According to Slate, Malk is a nut malk—er, milk, made from organic nuts, Himalayan salt, and a touch of sweetness from organic maple syrup or vanilla beans. Great. I give it another six months before Squeaky Farms Brand Genuine Animal Milk is on the shelves at Whole Foods too.
- While your most devout friends are powering through six weeks of Filet-O-Fish sandwiches and have voluntarily surrendered Instagram (or chocolate or swearing at the President on Twitter), an Ohio brewery worker has turned the Lenten season into an excuse to drink nothing but beer every day until Easter Sunday. Del Hall is using Catholic history to justify his decision to live solely on beer (and water), and says he’s just doing what 17th-century monks used to do. “Being master brewers, they decided they would take a popular style of beer in Germany, bock beer, make it extra hearty and that would be their liquid bread and that’s what they call it,” Hall told WKRC. “So the monks in Bavaria, they would call doppelbock liquid bread and basically it would sustain them through the 46 days of Lent.” Is there a religious order that ate edibles and watched reruns of The Golden Girls during Lent? I’m asking for a friend, a friend who would very much like to get high as shit during her—I MEAN HIS OR HER—work hours. She (OR HE) also likes Sophia Petrillo a lot.

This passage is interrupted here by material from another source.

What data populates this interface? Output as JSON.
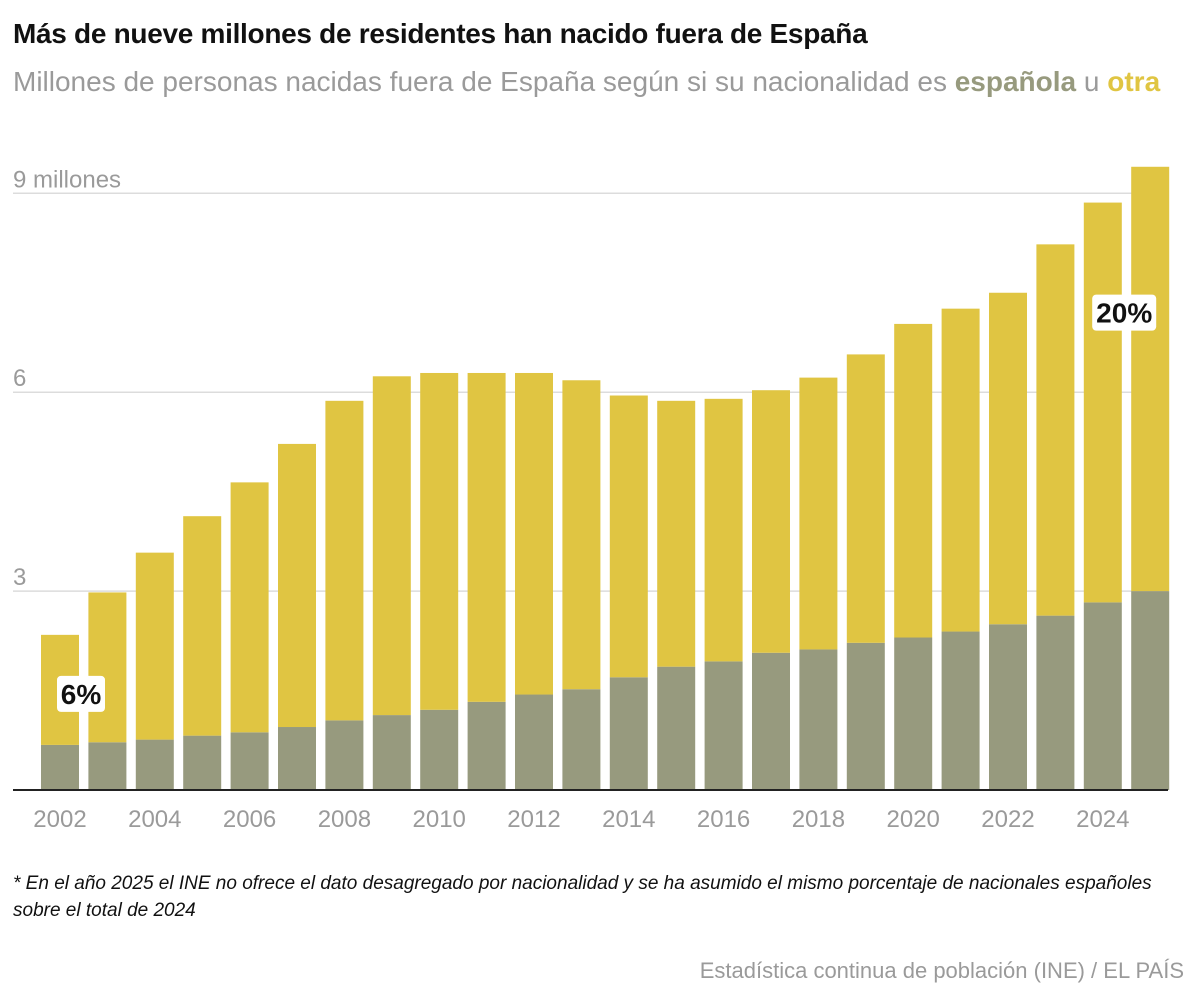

- Hi, have we mentioned that you probably shouldn’t believe the internet when it comes to matters of your personal health? Because you probably shouldn’t listen to the internet, and we don’t mean when a website named WeLoveAmerica dot com suggests that vaccinations are less effective than just covering your children with wood varnish. According to Philly Voice, a number of “fitness influencers and experts” are trying to convince everyone that Cheez Whiz is a health food, because it contains comparatively high levels of a fatty acid called conjugated linoleic acid (CLA). Although Cheez Whiz DOES contain CLA, it also contains a lot of salt, a number of preservatives, and an unappealing combination of artificial colors. So maybe talk to a medical professional about the potential benefits of CLA. And if your doctor tells you to start eating buckets of Cheez Whiz, it’s not because it’s healthy, it’s because your doctor hates you.
IT'S CALLED FASHION, SWEATY
- According to The Guardian, director Harmony Korine gave Matthew McConaughey “the role of a lifetime” by casting him in Beach Bum (a VICE Studios film). And according to New Yorker copy editor Lauren Leibowitz, director Harmony Korine gave McConaughey’s co-star Zac Efron a hairstyle that was inspired by a panini.
I always have complicated feelings about Korine’s flicks, but I could really go for Panera right now.